Went to the reception to buy a carbo-drink but they were sold out so I had to make do with a can of Tango. (this is a fizzy orange soft drink). I commented on this to the orange t-shirt pair when I went back in the gym because the advertising slogan for Tango is " you know when youve been tangoed! and the company mascot is a big orange coloured man who runs around slapping people.
Drove home and on the way, the oil light ( orange) lit up in the car. The first and only time it ever did it in that car. The oil level was fine.
When I got home, the post had been and I'd got junk mail from Orange, the mobile phone network!
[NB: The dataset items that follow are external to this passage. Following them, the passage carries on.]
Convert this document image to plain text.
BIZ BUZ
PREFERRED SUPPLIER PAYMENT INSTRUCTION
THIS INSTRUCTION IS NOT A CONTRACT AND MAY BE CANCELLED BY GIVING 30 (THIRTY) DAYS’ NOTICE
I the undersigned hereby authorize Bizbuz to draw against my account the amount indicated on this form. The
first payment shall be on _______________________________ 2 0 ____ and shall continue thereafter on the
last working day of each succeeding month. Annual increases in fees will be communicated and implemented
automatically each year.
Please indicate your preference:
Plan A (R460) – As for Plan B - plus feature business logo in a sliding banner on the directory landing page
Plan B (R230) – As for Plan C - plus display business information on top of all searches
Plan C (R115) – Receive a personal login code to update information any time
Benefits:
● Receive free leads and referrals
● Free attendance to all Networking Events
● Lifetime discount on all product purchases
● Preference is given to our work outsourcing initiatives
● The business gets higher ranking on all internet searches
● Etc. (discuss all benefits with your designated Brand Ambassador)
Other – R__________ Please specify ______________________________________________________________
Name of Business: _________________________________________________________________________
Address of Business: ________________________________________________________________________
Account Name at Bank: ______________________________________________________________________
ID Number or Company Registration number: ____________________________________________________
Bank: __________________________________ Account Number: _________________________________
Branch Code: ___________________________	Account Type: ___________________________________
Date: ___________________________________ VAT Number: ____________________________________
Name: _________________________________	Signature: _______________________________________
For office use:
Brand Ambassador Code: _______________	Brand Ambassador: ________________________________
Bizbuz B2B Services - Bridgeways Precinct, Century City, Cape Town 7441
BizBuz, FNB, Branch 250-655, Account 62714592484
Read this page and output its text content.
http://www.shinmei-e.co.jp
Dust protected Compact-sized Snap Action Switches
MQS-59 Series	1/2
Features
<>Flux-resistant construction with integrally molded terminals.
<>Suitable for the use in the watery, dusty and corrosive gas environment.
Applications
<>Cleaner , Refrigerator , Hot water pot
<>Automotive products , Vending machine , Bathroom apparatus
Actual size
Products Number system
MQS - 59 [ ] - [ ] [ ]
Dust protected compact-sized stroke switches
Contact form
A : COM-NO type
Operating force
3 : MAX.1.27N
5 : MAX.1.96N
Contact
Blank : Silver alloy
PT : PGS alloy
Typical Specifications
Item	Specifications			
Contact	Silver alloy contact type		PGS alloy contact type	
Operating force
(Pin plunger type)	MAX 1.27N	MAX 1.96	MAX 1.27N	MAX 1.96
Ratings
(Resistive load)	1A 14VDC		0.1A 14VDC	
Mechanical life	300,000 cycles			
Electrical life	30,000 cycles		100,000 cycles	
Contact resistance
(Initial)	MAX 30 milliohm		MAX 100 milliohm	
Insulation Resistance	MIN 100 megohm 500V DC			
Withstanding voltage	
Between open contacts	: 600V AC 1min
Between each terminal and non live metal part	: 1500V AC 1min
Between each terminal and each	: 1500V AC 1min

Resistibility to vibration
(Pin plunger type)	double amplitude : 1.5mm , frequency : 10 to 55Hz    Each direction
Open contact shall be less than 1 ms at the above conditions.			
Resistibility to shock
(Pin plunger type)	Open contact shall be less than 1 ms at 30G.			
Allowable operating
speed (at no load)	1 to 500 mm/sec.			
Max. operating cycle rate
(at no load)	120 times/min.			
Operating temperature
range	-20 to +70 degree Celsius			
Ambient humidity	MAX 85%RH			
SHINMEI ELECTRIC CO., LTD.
By this time, I'd obviously spotted what was happening and so I accept that I was looking for an orange connection in everything to a certain extent but even so.....all this orange stuff seemed like too much for just a coincidence. Ive still no idea what it all meant. I bet everyone gets days like that but for me, stuff like this proves there IS something "out there" more than any medium or anything like that. Like I said, each to his or her own.
 
Lee Bentley said:
By this time, I'd obviously spotted what was happening and so I accept that I was looking for an orange connection in everything to a certain extent but even so.....all this orange stuff seemed like too much for just a coincidence. Ive still no idea what it all meant.
Oh, what a let down! I was hoping you'd be the man(woman?) to explain my recent pack of bloodhounds to me! (See my post on the "Synchronicity in the workplace" thread (here) for details.) And bloodhounds are much rarer than orange stuff!